In South Dakota, education is a perennial issue, largely because the state is at the bottom of the list of 50 states for the way it funds and supports education. Our teachers are the lowest paid in the nation. Many districts are coming up short and having to cut programs and services.

So what is Al Novstrup's answer? Merit pay. On the candidate's forum sponsored by the League of Women Voters he said he has an abiding interest education and would like to see the best teachers get rewarded.

Merit pay has been a favorite topic during the last quarter century among politicians. It has been tried. Why is it still a topic to be proposed? Because it does not work.

Why doesn't it work? Because the vast percentage of teachers do their jobs competently and diligently. When administrators cite some teachers for merit pay, they find that they have created a divisions among their staff and anger and alienation supplants the kind of cooperation and cohesion that is required of a faculty to administer effective educational programs.

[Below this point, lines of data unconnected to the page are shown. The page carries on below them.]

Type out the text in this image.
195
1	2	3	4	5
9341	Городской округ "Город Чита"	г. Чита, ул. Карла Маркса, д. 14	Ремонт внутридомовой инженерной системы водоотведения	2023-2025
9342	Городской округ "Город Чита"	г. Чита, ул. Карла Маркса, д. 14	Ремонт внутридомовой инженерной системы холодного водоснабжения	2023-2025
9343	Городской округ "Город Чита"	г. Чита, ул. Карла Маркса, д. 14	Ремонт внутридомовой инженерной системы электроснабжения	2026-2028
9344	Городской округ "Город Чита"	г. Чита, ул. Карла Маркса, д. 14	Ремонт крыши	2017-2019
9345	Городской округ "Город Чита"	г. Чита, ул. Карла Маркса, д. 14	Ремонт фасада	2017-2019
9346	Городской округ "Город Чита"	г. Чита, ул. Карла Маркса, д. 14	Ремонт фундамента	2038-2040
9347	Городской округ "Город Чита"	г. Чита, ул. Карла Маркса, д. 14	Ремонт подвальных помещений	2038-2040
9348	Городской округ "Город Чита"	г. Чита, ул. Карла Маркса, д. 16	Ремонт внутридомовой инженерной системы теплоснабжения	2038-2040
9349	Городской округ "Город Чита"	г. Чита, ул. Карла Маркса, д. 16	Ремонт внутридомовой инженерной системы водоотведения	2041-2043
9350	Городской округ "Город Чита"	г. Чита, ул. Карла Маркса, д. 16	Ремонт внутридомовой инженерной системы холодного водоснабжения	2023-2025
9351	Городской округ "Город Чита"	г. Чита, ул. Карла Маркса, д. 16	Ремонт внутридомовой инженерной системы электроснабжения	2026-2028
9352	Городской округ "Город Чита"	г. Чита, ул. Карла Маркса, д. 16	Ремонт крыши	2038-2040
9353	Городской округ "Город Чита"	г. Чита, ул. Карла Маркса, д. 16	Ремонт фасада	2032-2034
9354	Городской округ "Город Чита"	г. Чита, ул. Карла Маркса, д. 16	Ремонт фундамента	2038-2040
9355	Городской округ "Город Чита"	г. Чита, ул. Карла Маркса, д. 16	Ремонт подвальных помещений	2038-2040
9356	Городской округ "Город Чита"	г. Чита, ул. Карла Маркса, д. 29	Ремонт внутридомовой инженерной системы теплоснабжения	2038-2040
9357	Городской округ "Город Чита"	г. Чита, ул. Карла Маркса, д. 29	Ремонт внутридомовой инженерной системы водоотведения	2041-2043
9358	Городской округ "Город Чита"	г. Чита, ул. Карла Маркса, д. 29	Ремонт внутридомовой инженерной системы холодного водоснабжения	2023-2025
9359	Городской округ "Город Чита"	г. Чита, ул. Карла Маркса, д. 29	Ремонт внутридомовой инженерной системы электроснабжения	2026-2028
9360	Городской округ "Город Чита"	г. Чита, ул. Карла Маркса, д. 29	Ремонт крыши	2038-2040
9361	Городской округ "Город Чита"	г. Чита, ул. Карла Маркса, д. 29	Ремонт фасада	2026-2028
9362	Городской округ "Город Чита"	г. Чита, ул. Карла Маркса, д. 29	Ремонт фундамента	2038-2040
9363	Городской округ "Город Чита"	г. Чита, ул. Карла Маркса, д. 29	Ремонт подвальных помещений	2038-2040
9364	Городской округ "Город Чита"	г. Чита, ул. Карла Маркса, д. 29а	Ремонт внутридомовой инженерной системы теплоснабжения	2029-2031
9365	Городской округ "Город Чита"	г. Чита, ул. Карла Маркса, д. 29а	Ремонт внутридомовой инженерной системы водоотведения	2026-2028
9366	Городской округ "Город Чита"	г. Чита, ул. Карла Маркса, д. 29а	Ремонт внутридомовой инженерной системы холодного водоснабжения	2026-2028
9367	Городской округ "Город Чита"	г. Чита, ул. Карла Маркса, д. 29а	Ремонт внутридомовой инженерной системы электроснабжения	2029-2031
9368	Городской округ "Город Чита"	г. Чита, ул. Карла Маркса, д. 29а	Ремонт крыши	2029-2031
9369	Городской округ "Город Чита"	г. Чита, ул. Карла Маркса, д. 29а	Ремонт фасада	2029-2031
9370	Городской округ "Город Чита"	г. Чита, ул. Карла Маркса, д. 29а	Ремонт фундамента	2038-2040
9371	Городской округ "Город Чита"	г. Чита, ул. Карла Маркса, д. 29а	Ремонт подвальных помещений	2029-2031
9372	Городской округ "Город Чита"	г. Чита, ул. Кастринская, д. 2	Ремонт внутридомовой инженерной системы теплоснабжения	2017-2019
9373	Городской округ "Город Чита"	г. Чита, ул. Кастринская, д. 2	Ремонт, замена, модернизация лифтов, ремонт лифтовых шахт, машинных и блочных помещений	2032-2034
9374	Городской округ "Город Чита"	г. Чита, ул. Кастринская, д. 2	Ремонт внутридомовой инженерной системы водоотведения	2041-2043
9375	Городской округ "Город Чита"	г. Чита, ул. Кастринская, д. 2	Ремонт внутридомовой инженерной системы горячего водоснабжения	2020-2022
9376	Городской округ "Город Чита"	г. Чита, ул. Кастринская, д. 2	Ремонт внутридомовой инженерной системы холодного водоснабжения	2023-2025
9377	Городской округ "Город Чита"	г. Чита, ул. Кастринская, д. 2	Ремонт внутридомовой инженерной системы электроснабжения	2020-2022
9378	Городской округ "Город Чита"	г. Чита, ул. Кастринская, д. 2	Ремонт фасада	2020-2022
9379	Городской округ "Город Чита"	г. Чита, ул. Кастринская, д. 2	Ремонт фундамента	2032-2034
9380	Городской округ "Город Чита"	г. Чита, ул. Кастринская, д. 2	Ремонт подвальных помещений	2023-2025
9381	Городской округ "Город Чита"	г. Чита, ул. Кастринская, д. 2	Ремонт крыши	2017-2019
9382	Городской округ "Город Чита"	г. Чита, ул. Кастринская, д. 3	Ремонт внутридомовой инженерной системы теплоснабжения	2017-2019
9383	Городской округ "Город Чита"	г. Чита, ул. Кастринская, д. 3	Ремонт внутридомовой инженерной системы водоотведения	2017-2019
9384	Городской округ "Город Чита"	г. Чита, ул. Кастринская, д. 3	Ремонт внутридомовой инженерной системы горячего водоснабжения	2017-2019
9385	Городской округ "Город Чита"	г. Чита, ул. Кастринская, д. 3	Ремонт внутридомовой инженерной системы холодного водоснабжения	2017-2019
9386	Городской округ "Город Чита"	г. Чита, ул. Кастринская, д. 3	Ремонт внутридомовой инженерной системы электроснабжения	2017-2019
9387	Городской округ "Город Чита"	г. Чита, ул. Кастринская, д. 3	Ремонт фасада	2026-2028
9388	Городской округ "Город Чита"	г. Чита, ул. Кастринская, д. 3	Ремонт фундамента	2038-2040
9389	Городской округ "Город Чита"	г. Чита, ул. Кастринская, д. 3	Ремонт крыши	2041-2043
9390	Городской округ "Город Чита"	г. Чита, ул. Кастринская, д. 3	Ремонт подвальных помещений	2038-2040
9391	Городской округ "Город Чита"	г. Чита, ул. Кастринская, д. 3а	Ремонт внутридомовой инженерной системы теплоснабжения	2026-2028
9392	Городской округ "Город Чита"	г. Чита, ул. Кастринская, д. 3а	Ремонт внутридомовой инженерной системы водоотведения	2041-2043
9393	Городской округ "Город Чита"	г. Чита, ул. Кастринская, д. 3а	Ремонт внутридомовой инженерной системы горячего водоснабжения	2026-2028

We have no doubt that education has problems to solve and needs to meet. It always has. It always will. That's the nature of the educational enterprise. But dividing teachers into groups of superior and inferior and creating alienations never addresses the real problems. Such tactics are a major part of the problems.

South Dakota Districts 2 and 3 have Democratic candidates who can address education with more knowledge and more proven expertise than any slate of candidates in the state.

District 2 Senate candidate Jim Hundstad, now a farmer, taught for many years in Brown County schools before taking charge of the family farm. Rep. Burt Elliott is a current teacher at Aberdeen Central, and is thought so highly of that he was asked to give the commencement address at graduation this past May. Rep. Paul Dennert has farmed all his life, but he has been active in 4-H and school business and is well steeped in the processes and programs of effective education. Paul is also the County's resident expert on state finances and budget.

In District 3, Senate candidate Al Hoerth just retired as a teacher at Aberdeen Central, and is well respected by students and parents. That just might be why young Ms. Sutton was working in his behalf at the Gypsy Day Parade. Ted Kneebone is a retired librarian and worked last at the South Dakota School for the Visually Handicapped, where he taught and worked closely with the special education programs. Tom Black is not a teacher, but trained as one.

In education, we have a lot to talk about and many people in Districts 2 and 3 who are qualified, able, and willing to address these issues with vast knowledge, intelligence, and respect.

We cannot help but contemplate what a change in atmosphere and attitude can be brought to Pierre if they all got elected. We might get some important things done. Like straightening out the bull snake and chasing the octopus back to its appropriate habitat.